The cancel culture: the intolerance of the tolerance agenda

Jul 12, 2020 by

by Roger Kiska, Christian Concern:

One of the only certain things we can say about these very uncertain times is that there is an oppressive air of incivility within the public square which is nowhere better evidenced than by the cancel culture. As far as social justice goes, the cancel culture is the lowest common denominator of public debate. Often it is little more than merciless mob intimidation, a virtual form of the medieval storming of an abode with pitchforks and torches. Almost always, this is done with little regard for the circumstances of the individual being targeted, or interest in why they said what they did or the context it was said in.

The goal of the virtual mob is to utterly ruin their target. They do so with little reflection or pangs of conscience, not caring if their successful efforts may lead to a person not being able to feed their family, pay their mortgage, or purchase medication or treatment for an ailing loved one. The cancel culture dehumanises its target. Their efforts are at best negligent and at worst hateful. This type of mob mentality is the antithesis of tolerance, and by this I mean genuine tolerance, not the kind social justice warriors often beat us over the head with.

Franklin Graham

In February 2020, Franklin Graham, the son of legendary evangelist Billy Graham, had all 7 of his planned UK speaking engagements cancelled by the venues with whom the organisers had contracted. Graham faced mounting backlash from protestors in the UK because of his views on such issues as same-sex marriage and Islam. Even though Graham had publicly stated that he did not intend to discuss either issue during his scheduled talks, and even though his views are held by millions of Christians around the world, the events were nonetheless cancelled.
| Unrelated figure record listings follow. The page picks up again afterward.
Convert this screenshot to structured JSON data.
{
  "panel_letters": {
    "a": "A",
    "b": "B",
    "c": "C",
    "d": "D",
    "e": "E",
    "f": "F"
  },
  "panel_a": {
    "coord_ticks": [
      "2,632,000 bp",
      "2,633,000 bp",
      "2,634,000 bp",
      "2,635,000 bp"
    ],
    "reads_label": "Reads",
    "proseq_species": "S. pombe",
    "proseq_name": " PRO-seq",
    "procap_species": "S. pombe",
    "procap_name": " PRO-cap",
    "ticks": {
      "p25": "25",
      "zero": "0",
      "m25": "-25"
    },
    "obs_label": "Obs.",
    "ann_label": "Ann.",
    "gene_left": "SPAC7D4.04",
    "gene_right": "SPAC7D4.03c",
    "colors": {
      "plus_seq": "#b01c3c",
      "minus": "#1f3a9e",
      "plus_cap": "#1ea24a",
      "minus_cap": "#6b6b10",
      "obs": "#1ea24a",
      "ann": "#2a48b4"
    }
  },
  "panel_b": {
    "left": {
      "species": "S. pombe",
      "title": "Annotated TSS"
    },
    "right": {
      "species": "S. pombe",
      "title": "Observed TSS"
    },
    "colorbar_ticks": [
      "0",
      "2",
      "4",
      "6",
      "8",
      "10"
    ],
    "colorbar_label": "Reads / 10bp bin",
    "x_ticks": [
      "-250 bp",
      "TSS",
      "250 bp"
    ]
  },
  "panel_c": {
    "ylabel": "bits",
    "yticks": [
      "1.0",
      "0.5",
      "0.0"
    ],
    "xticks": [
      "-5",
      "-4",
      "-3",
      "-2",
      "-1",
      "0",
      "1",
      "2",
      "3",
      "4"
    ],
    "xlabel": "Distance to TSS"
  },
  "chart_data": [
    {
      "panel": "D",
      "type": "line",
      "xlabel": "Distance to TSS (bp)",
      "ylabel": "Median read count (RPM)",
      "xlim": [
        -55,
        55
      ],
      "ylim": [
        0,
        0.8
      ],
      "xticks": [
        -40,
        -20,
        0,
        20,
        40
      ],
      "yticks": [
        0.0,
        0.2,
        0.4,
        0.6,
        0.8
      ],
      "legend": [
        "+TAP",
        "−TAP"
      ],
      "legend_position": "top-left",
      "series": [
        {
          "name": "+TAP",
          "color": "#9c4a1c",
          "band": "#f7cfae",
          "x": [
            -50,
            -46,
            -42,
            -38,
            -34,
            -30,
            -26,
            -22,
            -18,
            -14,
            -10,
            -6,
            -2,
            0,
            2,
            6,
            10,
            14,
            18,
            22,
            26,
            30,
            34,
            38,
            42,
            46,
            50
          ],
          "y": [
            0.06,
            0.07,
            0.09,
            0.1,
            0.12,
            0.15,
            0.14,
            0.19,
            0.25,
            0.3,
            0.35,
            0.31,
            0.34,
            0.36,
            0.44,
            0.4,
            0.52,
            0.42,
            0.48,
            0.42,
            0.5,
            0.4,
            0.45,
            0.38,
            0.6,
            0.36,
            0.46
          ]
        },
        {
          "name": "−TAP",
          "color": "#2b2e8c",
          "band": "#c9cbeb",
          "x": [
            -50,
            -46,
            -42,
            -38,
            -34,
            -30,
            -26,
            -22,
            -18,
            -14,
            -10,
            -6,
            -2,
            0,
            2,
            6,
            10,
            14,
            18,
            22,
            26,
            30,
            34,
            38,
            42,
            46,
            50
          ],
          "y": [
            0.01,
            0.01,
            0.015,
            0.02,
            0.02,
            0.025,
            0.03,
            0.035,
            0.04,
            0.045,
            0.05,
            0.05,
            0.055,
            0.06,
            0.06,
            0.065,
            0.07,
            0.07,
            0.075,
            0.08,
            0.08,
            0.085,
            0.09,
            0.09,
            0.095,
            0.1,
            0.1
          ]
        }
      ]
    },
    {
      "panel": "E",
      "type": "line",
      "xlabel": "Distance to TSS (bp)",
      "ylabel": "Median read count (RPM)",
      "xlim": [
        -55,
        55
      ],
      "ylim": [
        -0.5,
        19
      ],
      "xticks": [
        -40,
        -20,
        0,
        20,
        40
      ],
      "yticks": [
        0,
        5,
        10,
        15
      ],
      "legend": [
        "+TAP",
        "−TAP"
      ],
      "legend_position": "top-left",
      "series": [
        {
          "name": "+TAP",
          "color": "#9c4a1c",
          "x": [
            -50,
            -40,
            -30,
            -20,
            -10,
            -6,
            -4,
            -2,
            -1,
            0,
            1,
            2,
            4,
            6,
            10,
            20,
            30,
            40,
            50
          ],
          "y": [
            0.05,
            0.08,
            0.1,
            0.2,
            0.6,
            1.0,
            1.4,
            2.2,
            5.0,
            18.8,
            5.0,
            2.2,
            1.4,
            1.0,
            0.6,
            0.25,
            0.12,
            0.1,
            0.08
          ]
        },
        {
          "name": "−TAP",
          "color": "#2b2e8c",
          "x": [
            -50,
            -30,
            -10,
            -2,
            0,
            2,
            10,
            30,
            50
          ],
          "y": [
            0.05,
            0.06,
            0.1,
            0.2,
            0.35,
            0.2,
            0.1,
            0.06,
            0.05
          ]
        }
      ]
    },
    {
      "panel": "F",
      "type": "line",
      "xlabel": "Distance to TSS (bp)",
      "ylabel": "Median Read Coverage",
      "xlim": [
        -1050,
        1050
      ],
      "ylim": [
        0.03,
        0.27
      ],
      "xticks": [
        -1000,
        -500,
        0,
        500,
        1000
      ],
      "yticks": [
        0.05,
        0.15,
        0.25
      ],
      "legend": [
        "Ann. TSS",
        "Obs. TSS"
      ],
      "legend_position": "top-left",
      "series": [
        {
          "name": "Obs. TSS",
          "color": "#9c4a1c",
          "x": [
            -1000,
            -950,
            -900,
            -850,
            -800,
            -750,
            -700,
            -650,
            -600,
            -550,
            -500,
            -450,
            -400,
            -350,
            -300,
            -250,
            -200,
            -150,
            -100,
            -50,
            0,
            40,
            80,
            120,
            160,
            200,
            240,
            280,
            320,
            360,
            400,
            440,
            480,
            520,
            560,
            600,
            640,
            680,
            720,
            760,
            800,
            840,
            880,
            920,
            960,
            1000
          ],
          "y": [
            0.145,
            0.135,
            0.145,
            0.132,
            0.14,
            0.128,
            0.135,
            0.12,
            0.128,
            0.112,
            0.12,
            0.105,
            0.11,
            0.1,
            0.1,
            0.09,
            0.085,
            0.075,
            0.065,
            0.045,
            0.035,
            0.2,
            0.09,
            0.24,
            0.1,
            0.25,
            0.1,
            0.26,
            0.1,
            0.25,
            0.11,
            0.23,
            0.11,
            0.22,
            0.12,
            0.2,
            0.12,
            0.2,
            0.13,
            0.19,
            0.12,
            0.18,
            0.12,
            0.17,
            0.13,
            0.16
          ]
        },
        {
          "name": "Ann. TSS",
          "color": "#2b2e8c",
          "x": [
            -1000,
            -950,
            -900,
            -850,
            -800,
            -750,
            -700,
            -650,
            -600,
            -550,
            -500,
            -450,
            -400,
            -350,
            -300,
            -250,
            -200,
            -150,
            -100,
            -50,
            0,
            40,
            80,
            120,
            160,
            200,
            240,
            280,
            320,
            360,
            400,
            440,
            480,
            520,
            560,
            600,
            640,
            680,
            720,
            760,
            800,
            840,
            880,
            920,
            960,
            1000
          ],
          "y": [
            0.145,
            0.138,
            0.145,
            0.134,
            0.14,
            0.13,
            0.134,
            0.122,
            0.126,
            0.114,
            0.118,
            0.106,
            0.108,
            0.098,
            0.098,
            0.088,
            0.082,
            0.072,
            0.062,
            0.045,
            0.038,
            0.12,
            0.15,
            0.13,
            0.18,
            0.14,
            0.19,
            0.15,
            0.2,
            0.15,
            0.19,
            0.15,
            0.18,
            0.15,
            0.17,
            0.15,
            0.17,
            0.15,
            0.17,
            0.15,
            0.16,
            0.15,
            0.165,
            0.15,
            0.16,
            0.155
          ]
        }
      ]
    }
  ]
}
The backlash Mr Graham faced is a watershed moment for anti-Christian bias in the UK, when a speaker can be so vilified simply for being a famous evangelist identified for Christian views that some segments of the population disagree with. The precedent set by the cancellations speaks very poorly to the state of both religious freedom and religious expression in the UK. The fact that a small number of protestors, greatly disproportionate to the number of people who wanted to attend the events, could cancel speaking engagements across the country is alarming and should be addressed by policy makers.